Digital Inclusion Projects
Digital Inclusion projects have focused on promoting the expansion of affordable, reliable, and competitively serviced broadband internet access to rural areas in priority countries. The program has benefited from a flexible approach, incorporating elements of technology innovation, business model innovation for last-mile connectivity, and best-practice broadband policy and regulatory reform.
Key themes of the program’s work:
- Demand Aggregation for Broadband Access. In Uganda, the GBI program built upon the digital development agenda of the USAID Feed the Future to design and implement a program to improve broadband access for member NGOs and USAID implementing partner organizations. The program strategy relied on coordinating and aggregating demand for services and negotiating with network operators for discounted internet access pricing for organizations involved in agriculture, education, health, and other key sectors. Building on the success of the Uganda project, the approach was replicated in a similar follow-on program in Malawi.
- Promotion of Connectivity Technology. In Botswana, Jamaica, Kenya, Lebanon, and Indonesia, GBI supported rural broadband access projects that have utilized innovative, low-cost access technologies, unlicensed and dynamic spectrum access methods, and off-grid-powered network infrastructure. These projects have demonstrated the potential of these innovative technologies as enablers of business models that can improve the economics of internet service delivery in rural and underserved areas.
- Policy and Regulation. With recent advances in technology and the telecommunications industry, the public sector regulatory agencies have also shifted and created new possibilities for improved sector management.

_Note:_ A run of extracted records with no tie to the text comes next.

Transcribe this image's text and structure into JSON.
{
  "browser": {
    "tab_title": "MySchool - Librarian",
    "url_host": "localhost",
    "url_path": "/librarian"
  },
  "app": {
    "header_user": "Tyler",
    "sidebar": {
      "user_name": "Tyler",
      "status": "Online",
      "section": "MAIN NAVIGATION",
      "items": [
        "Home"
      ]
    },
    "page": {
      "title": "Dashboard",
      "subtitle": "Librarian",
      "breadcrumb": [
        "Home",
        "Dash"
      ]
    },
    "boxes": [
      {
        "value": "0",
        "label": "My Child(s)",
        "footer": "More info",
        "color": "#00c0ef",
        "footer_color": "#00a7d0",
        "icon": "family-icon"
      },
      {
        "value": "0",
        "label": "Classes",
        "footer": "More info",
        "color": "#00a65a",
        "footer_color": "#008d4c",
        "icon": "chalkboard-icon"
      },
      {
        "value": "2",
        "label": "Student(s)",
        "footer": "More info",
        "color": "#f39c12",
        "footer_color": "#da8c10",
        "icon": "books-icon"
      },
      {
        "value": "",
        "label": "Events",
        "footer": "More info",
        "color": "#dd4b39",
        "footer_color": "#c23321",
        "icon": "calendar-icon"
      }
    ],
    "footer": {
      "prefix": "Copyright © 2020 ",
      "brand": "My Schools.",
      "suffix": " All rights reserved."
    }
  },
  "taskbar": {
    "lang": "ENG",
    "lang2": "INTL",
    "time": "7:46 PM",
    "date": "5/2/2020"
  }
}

To this end, GBI has worked with national governments to support the development, revision, and implementation of national policies on broadband development, universal access, and radio spectrum management in Indonesia, Cambodia, Kenya, Ghana, Liberia, Nigeria, and Zambia.
Digital Finance Projects
Digital Finance projects have sought to promote the use of digital payments as a development tool and catalyst for empowerment and entrepreneurship across myriad humanitarian and development sectors. Much of this work has been carried out through a working group of NetHope members who have worked together to build organizational capacity around the emerging digital payments space to form shared approaches to key challenges and build a community of learning.
In all realms, GBI activities have sought to address cross-cutting challenges such as gender equality and humanitarian support; and the program has advanced an ecosystem approach that acknowledges that digital access, digital applications, and digital finance are important and often highly interrelated factors of the broader inclusion agenda.